I wouldn't try to overwinter in these-just 3/4" cedar-no insulation value to speak of (But these could be overwintered Inside, with tube for exterior access) Way too many ideas and choices! LOL


----------



## bleta12 (Feb 28, 2007)

You can see some pictures of my matting nucs in my photobucket.

Gilman


----------



## lakebilly (Aug 3, 2009)

Lauri, Where are entrance holes? Any screen bottom 4 ventilation? Good stuff. Better bee careful u'll get a following.....too late! any youtubeing?

Great photo's there B12!


----------



## David LaFerney (Jan 14, 2009)

What will you do now? When all that brood emerges there will be 2-3 times as many bees. 

Just asking, because I've got the same situation but with full size 4 frame medium nucs which I can (and have) put in regular boxes. I plan on experimenting with some 1/2 frame hives this coming season since I've had good luck with my nucs this winter - but what DO you do when they boom in late winter?.


----------



## Lauri (Feb 1, 2012)

To reply to the questions:
I did not drill the holes yet in most of the single mini's until I see where I will be placing them. if I put them on the fence they will need to be on the side. If they are on the ground they can be in the back. I just have not drilled the holes in the quad.They will be on different sides all around.
Here's a slide show of the construction of the single mini and shown on the fence

http://s425.photobucket.com/albums/...w&current=ae987fc6.pbw&mediafilter=slideshows










I put a small piece of PVC in the hole(Photo above) just to make it stand out a little better. Disk reducer for access control.A one inch drill bit makes a hole jsut right to receive a piece of 3/4 PVC pipe. You can also insert PC fittings for interior installation/exterior access:










When the mini frames get plugged with brood during the summer, I will have to cycle them out to another box to 'unload' so to speak , or continue to grow them in the summer/Fall months for preperation for overwintering. 

Early in the spring, before drones are out, I will be getting the frames drawn out on top established hives and partially full of feed.

In late winter when they start growing again, I'll have to ether remove a divider and allow them access to five more frames, or add a second story, or both. 
I plan on building a few holding/growing box's just for this reason. Perhaps just like the quad box, but with dividers that only hold the frames with a single queen per box-not actually dividing the box-just mini frame holders. Not sure how the queen will react to a cut up hive. But if you look at this wild hive we collected, well, it is every which way too-so we'll see it if works!










Yes, with any over wintered nuc, feeding and anticipating expansion would be critical late winter.

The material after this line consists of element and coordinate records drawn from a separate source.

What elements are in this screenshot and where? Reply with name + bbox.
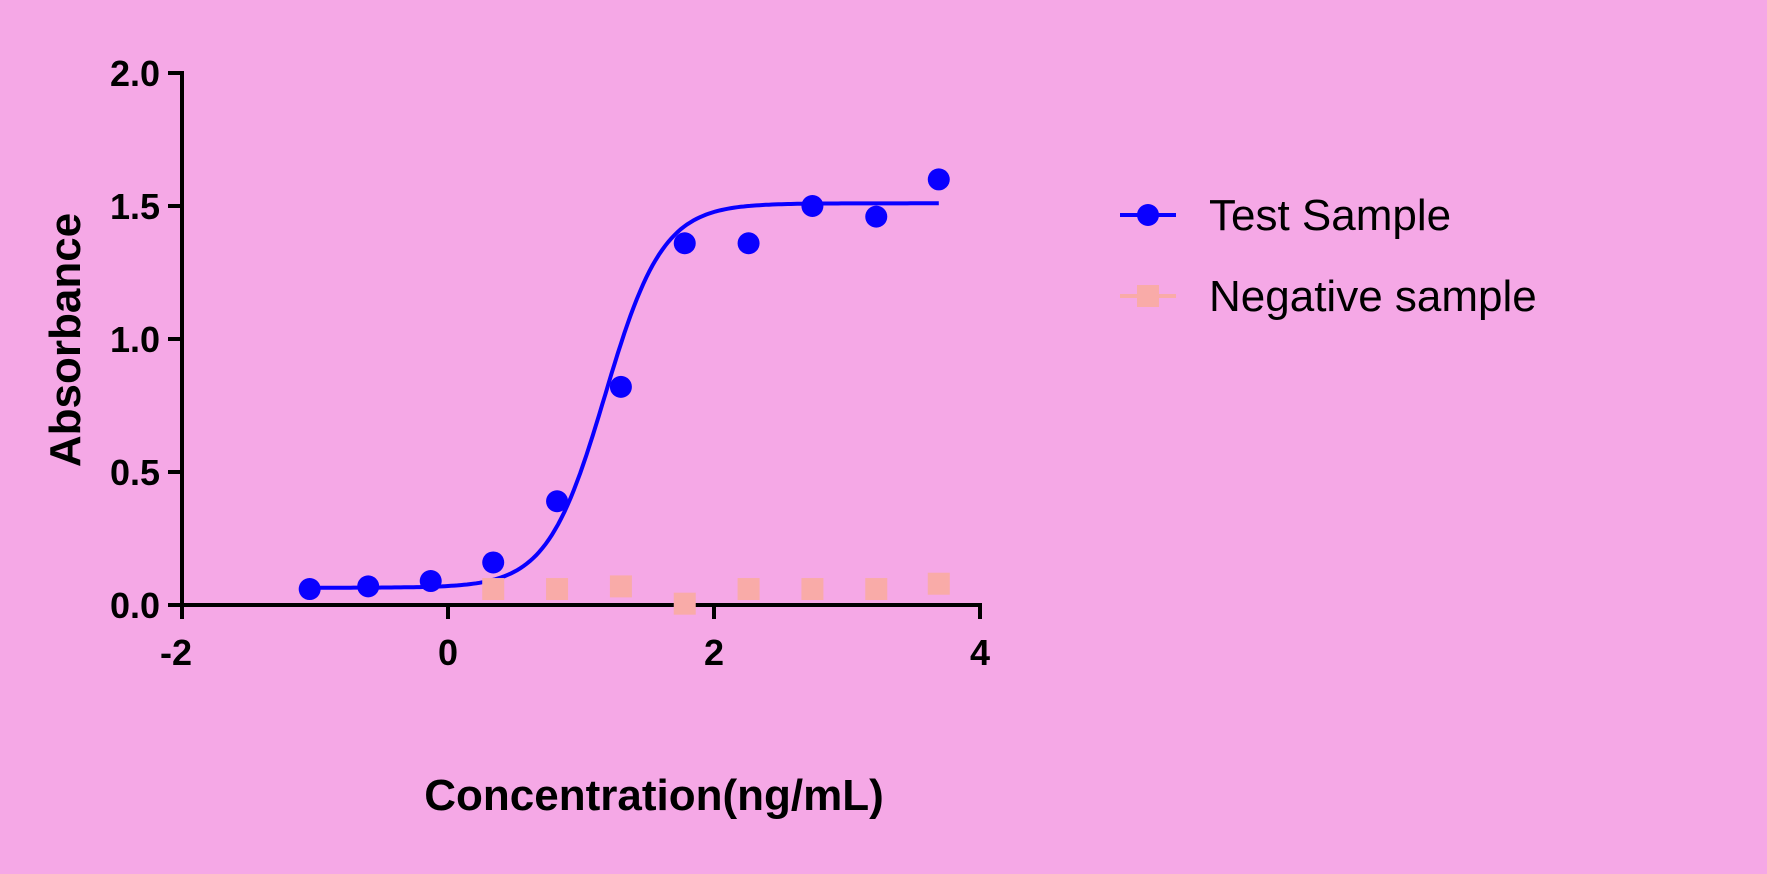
- x-tick-label: 0: [438, 632, 458, 673]
- legend-marker: [1137, 204, 1159, 226]
- negative-sample-point: [482, 578, 505, 601]
- legend-item-negative-sample: Negative sample: [1120, 272, 1537, 321]
- y-tick-label: 1.0: [110, 319, 160, 360]
- test-sample-point: [482, 551, 505, 574]
- x-axis-title: Concentration(ng/mL): [424, 771, 884, 820]
- negative-sample-point: [801, 578, 824, 601]
- test-sample-point: [801, 195, 824, 217]
- marks: [298, 168, 950, 615]
- negative-sample-point: [546, 578, 569, 601]
- x-tick-label: 2: [704, 632, 724, 673]
- test-sample-point: [609, 375, 632, 398]
- fit-layer: [309, 201, 939, 590]
- test-sample-point: [546, 490, 569, 513]
- test-sample-point: [298, 578, 321, 601]
- y-tick-label: 1.5: [110, 186, 160, 227]
- legend-marker: [1137, 285, 1159, 307]
- test-sample-point: [419, 570, 442, 593]
- negative-sample-point: [737, 578, 760, 601]
- test-sample-point: [737, 232, 760, 255]
- test-sample-point: [865, 205, 888, 228]
- x-tick-label: -2: [160, 632, 192, 673]
- negative-sample-point: [673, 592, 696, 615]
- negative-sample-point: [865, 578, 888, 601]
- test-sample-point: [927, 168, 950, 191]
- legend-item-test-sample: Test Sample: [1120, 191, 1451, 240]
- negative-sample-point: [609, 575, 632, 598]
- legend-label: Negative sample: [1209, 272, 1537, 321]
- legend: Test Sample Negative sample: [1120, 191, 1537, 321]
- y-axis-title: Absorbance: [41, 213, 90, 467]
- y-tick-label: 2.0: [110, 53, 160, 94]
- negative-sample-point: [927, 572, 950, 595]
- test-sample-point: [673, 232, 696, 255]
- y-tick-label: 0.5: [110, 452, 160, 493]
- legend-label: Test Sample: [1209, 191, 1451, 240]
- y-tick-label: 0.0: [110, 585, 160, 626]
- test-sample-point: [357, 575, 380, 598]
- axes: 0.0 0.5 1.0 1.5 2.0 -2 0 2 4: [110, 53, 990, 673]
- x-tick-label: 4: [970, 632, 990, 673]
- test-sample-fit-curve: [309, 201, 939, 590]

No procrastination with inspections.
Using mini frames causes the problem of transfer to larger frames- No reason someone couldn't make a small frame holder to fit regular sized box's to hold 4-6 mini frames and the rest larger frames. Just let the bees move to the large frames and cycle out the minis. I'll come up with a frame rest like this. Shouldn't be too hard.


----------



## Beregondo (Jun 21, 2011)

Lauri, 
I suspect you are worrying more than you need to about temperature and insulation.
I've spent decades of my life living in Western Washington, as well as having lived in Germany and now upstate New York.
When weather here gets up to the temps that are normal in a Puget Sound basin winter, we call it "warm" here.

My bees have done ok through winter to February in temps that went lower than -15F in uninsulated, unwrapped pine hive boxes. I just added what the Warre guys call a quilt box with some dry chopped leaves in it last week as a precaution against condensation as the cluster starts to grow again.

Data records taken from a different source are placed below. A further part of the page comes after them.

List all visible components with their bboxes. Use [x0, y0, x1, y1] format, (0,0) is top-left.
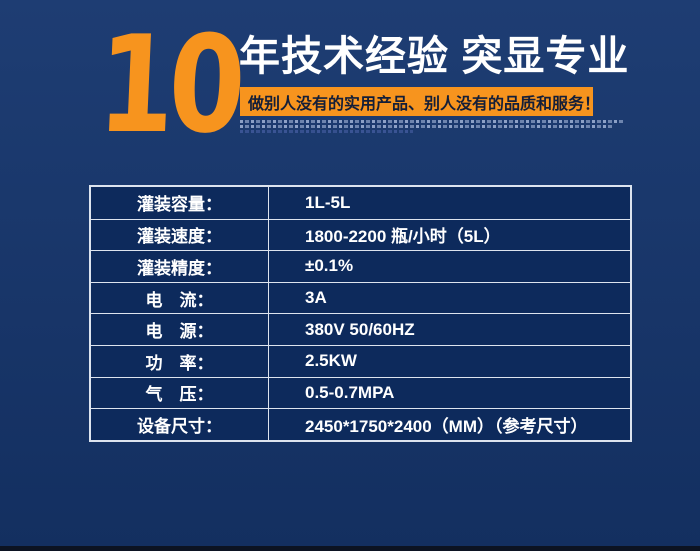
spec-value: 1800-2200 瓶/小时（5L） [305, 227, 501, 247]
spec-table: 灌装容量： 1L-5L 灌装速度： 1800-2200 瓶/小时（5L） 灌装精… [89, 185, 632, 442]
spec-label: 灌装容量： [91, 187, 269, 219]
slogan-text: 做别人没有的实用产品、别人没有的品质和服务！ [248, 95, 601, 113]
table-row: 功 率： 2.5KW [91, 344, 630, 377]
table-row: 电 源： 380V 50/60HZ [91, 313, 630, 345]
spec-value: ±0.1% [305, 256, 354, 276]
spec-label: 气 压： [91, 377, 269, 409]
spec-value: 3A [305, 288, 327, 308]
micro-text-lines [240, 120, 624, 135]
spec-label: 电 源： [91, 314, 269, 345]
spec-label: 灌装速度： [91, 219, 269, 251]
table-row: 气 压： 0.5-0.7MPA [91, 376, 630, 409]
spec-value: 0.5-0.7MPA [305, 382, 395, 402]
spec-label: 灌装精度： [91, 251, 269, 282]
table-row: 灌装容量： 1L-5L [91, 187, 630, 219]
spec-value: 380V 50/60HZ [305, 319, 415, 339]
spec-value: 2450*1750*2400（MM）（参考尺寸） [305, 416, 588, 436]
micro-text-line [240, 120, 624, 123]
spec-value: 2.5KW [305, 351, 357, 371]
table-row: 灌装精度： ±0.1% [91, 250, 630, 282]
spec-label: 设备尺寸： [91, 409, 269, 440]
spec-label: 功 率： [91, 345, 269, 377]
table-row: 设备尺寸： 2450*1750*2400（MM）（参考尺寸） [91, 408, 630, 440]
table-row: 灌装速度： 1800-2200 瓶/小时（5L） [91, 218, 630, 251]
page-title: 年技术经验 突显专业 [239, 33, 630, 79]
bottom-bar [0, 546, 700, 551]
table-row: 电 流： 3A [91, 281, 630, 314]
micro-text-line [240, 130, 413, 133]
slogan-banner: 做别人没有的实用产品、别人没有的品质和服务！ [240, 87, 600, 116]
big-number-10: 10 [94, 7, 243, 163]
spec-value: 1L-5L [305, 192, 351, 212]
spec-label: 电 流： [91, 282, 269, 314]
micro-text-line [240, 125, 613, 128]
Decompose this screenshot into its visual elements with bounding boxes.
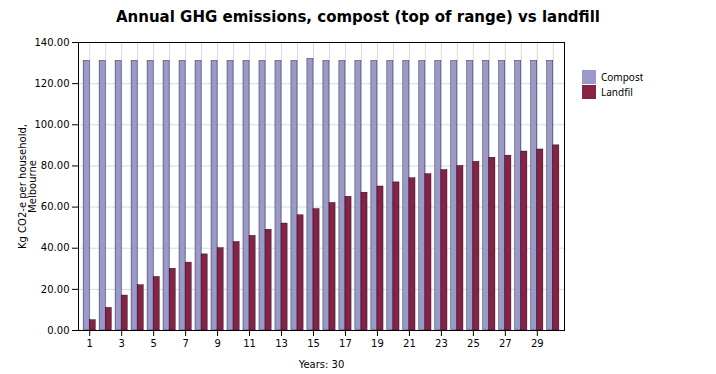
svg-text:Years: 30: Years: 30 bbox=[298, 359, 345, 370]
svg-text:11: 11 bbox=[243, 338, 256, 349]
svg-text:21: 21 bbox=[403, 338, 416, 349]
svg-text:23: 23 bbox=[435, 338, 448, 349]
svg-text:60.00: 60.00 bbox=[41, 201, 70, 212]
svg-text:1: 1 bbox=[87, 338, 93, 349]
svg-text:0.00: 0.00 bbox=[47, 325, 69, 336]
svg-text:25: 25 bbox=[467, 338, 480, 349]
svg-text:5: 5 bbox=[150, 338, 156, 349]
svg-text:80.00: 80.00 bbox=[41, 160, 70, 171]
svg-text:29: 29 bbox=[531, 338, 544, 349]
svg-text:3: 3 bbox=[118, 338, 124, 349]
svg-text:13: 13 bbox=[275, 338, 288, 349]
html-text:Annual GHG emissions, compost: Annual GHG emissions, compost (top of ra… bbox=[116, 8, 600, 26]
html-text:Landfil: Landfil bbox=[601, 85, 633, 99]
svg-text:7: 7 bbox=[182, 338, 188, 349]
svg-text:19: 19 bbox=[371, 338, 384, 349]
svg-text:100.00: 100.00 bbox=[35, 119, 70, 130]
svg-text:15: 15 bbox=[307, 338, 320, 349]
svg-text:140.00: 140.00 bbox=[35, 37, 70, 48]
svg-text:20.00: 20.00 bbox=[41, 284, 70, 295]
svg-text:120.00: 120.00 bbox=[35, 78, 70, 89]
svg-text:27: 27 bbox=[499, 338, 512, 349]
svg-text:40.00: 40.00 bbox=[41, 242, 70, 253]
svg-text:Kg CO2-e per household,Melbour: Kg CO2-e per household,Melbourne bbox=[17, 124, 38, 249]
html-text:Compost: Compost bbox=[601, 70, 644, 84]
svg-text:9: 9 bbox=[214, 338, 220, 349]
svg-text:17: 17 bbox=[339, 338, 352, 349]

As for crowding in the minis, hat would happen if you put two mini frames in a standard hivebox, with a 1x2 as a center support column btw them? The brood hatching strengthens that hive, adn you het space in the mini. It might even be a useful way to draw out frames using the resources in the bigger hive. 
Just brainstorming that one... never tried it, as I don't use mini nucs.

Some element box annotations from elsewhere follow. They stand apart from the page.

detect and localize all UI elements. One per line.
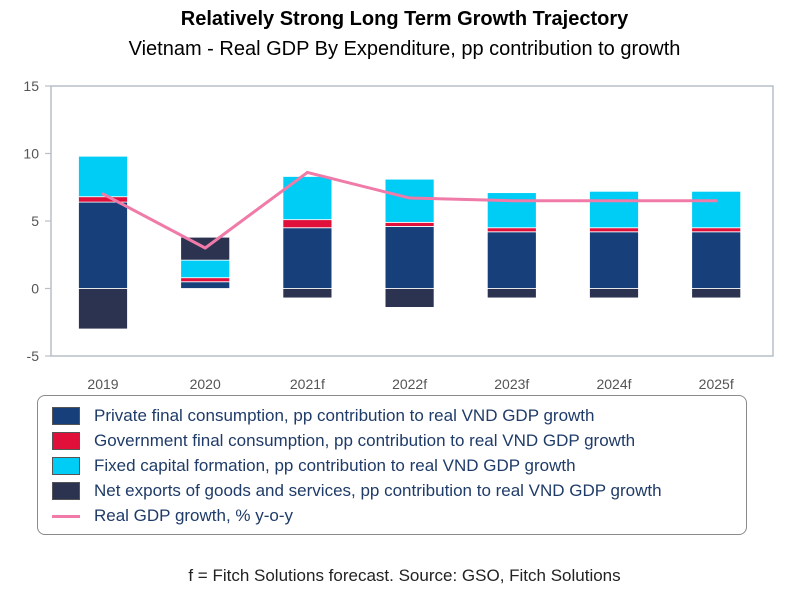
y-tick-label: 15	[23, 78, 39, 94]
bar-fixed-capital	[589, 190, 639, 229]
bar-fixed-capital	[486, 192, 537, 229]
bar-private	[384, 225, 435, 289]
legend-swatch-gdp-growth	[52, 514, 80, 518]
gdp-growth-point	[714, 199, 718, 203]
x-tick-label: 2022f	[392, 376, 427, 392]
y-tick-label: 0	[31, 281, 39, 297]
bar-private	[691, 231, 742, 289]
y-tick-label: 10	[23, 146, 39, 162]
legend-label-net-exports: Net exports of goods and services, pp co…	[94, 481, 662, 500]
bar-government	[384, 221, 435, 227]
y-tick-label: 5	[31, 213, 39, 229]
legend-item-government: Government final consumption, pp contrib…	[52, 429, 635, 453]
bar-private	[78, 201, 128, 289]
bar-government	[78, 196, 128, 203]
legend-item-net-exports: Net exports of goods and services, pp co…	[52, 479, 662, 503]
gdp-growth-point	[203, 246, 207, 250]
y-tick-label: -5	[27, 348, 40, 364]
legend: Private final consumption, pp contributi…	[37, 395, 747, 535]
bar-private	[282, 227, 333, 289]
bar-government	[691, 227, 742, 233]
bar-government	[486, 227, 537, 233]
legend-label-fixed-capital: Fixed capital formation, pp contribution…	[94, 456, 576, 475]
gdp-growth-point	[510, 199, 514, 203]
bar-net-exports	[589, 288, 639, 299]
x-tick-label: 2023f	[494, 376, 529, 392]
x-tick-label: 2021f	[290, 376, 325, 392]
bar-private	[486, 231, 537, 289]
bar-government	[282, 219, 333, 229]
x-tick-label: 2025f	[699, 376, 734, 392]
bar-fixed-capital	[180, 259, 231, 279]
gdp-growth-point	[101, 192, 105, 196]
bar-government	[589, 227, 639, 233]
bar-series	[78, 155, 742, 330]
bar-net-exports	[384, 288, 435, 308]
bar-fixed-capital	[691, 190, 742, 229]
x-tick-label: 2024f	[596, 376, 631, 392]
legend-item-gdp-growth: Real GDP growth, % y-o-y	[52, 504, 293, 528]
legend-swatch-private	[52, 407, 80, 425]
legend-item-fixed-capital: Fixed capital formation, pp contribution…	[52, 454, 576, 478]
bar-net-exports	[691, 288, 742, 299]
chart-subtitle: Vietnam - Real GDP By Expenditure, pp co…	[128, 38, 681, 60]
gdp-line-series	[101, 170, 718, 250]
y-axis: -5 0 5 10 15	[23, 78, 51, 364]
legend-label-private: Private final consumption, pp contributi…	[94, 406, 595, 425]
chart-canvas: -5 0 5 10 15 2019 2020 2021f 2022f 2023f 2024f 202…	[23, 78, 774, 392]
bar-fixed-capital	[384, 178, 435, 223]
x-tick-label: 2020	[190, 376, 221, 392]
x-axis: 2019 2020 2021f 2022f 2023f 2024f 2025f	[87, 376, 733, 392]
bar-private	[589, 231, 639, 289]
bar-government	[180, 277, 231, 283]
bar-fixed-capital	[78, 155, 128, 198]
x-tick-label: 2019	[87, 376, 118, 392]
legend-swatch-net-exports	[52, 482, 80, 500]
legend-swatch-fixed-capital	[52, 457, 80, 475]
gdp-growth-point	[408, 196, 412, 200]
gdp-growth-point	[305, 170, 309, 174]
legend-label-gdp-growth: Real GDP growth, % y-o-y	[94, 506, 294, 525]
bar-fixed-capital	[282, 176, 333, 221]
bar-private	[180, 281, 231, 289]
bar-net-exports	[78, 288, 128, 330]
footnote: f = Fitch Solutions forecast. Source: GS…	[188, 566, 621, 585]
gdp-growth-point	[612, 199, 616, 203]
legend-label-government: Government final consumption, pp contrib…	[94, 431, 636, 450]
legend-item-private: Private final consumption, pp contributi…	[52, 404, 595, 428]
legend-swatch-government	[52, 432, 80, 450]
bar-net-exports	[282, 288, 333, 299]
chart-title: Relatively Strong Long Term Growth Traje…	[180, 8, 629, 30]
bar-net-exports	[486, 288, 537, 299]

BTW, thanks for blogging. I enjoy reading yours.


----------



## Heavenly bees (Mar 27, 2011)

Oldtimer said:


> What were winter temps and conditions where you are?


this winter was very mild we were getting into the 60's lately but with highs of 70's
we did not get much rain either 



stajerc61 said:


> Where's the food?


 they were bringing in nectar and pollen like crazy if you look at the picture of the top of the nuc you can see they have built comb in the feeder and it is full of capped honey 


David LaFerney said:


> What will you do now? When all that brood emerges there will be 2-3 times as many bees.
> 
> Just asking, because I've got the same situation but with full size 4 frame medium nucs which I can (and have) put in regular boxes. I plan on experimenting with some 1/2 frame hives this coming season since I've had good luck with my nucs this winter - but what DO you do when they boom in late winter?.


i will probably just shake some bees out to some of the weaker nucs


----------



## Heavenly bees (Mar 27, 2011)

Lauri said:


> Thanks for the pics-They look great!
> 
> I was planning overwinter mini's next year too. Just to give some other ideas, Heres a pic of my quad with feeding holes. Will use candy/dry sugar/pollen patties to keep up the feed later in the winter. They are made out of 1 1/2" foam BeeMax deep hive body for insulation purposes.
> I am in a colder part of the country than you are. Western Wa state. 20-45 degree average temps.
> ...


thanks for the pictures looks like a good design


----------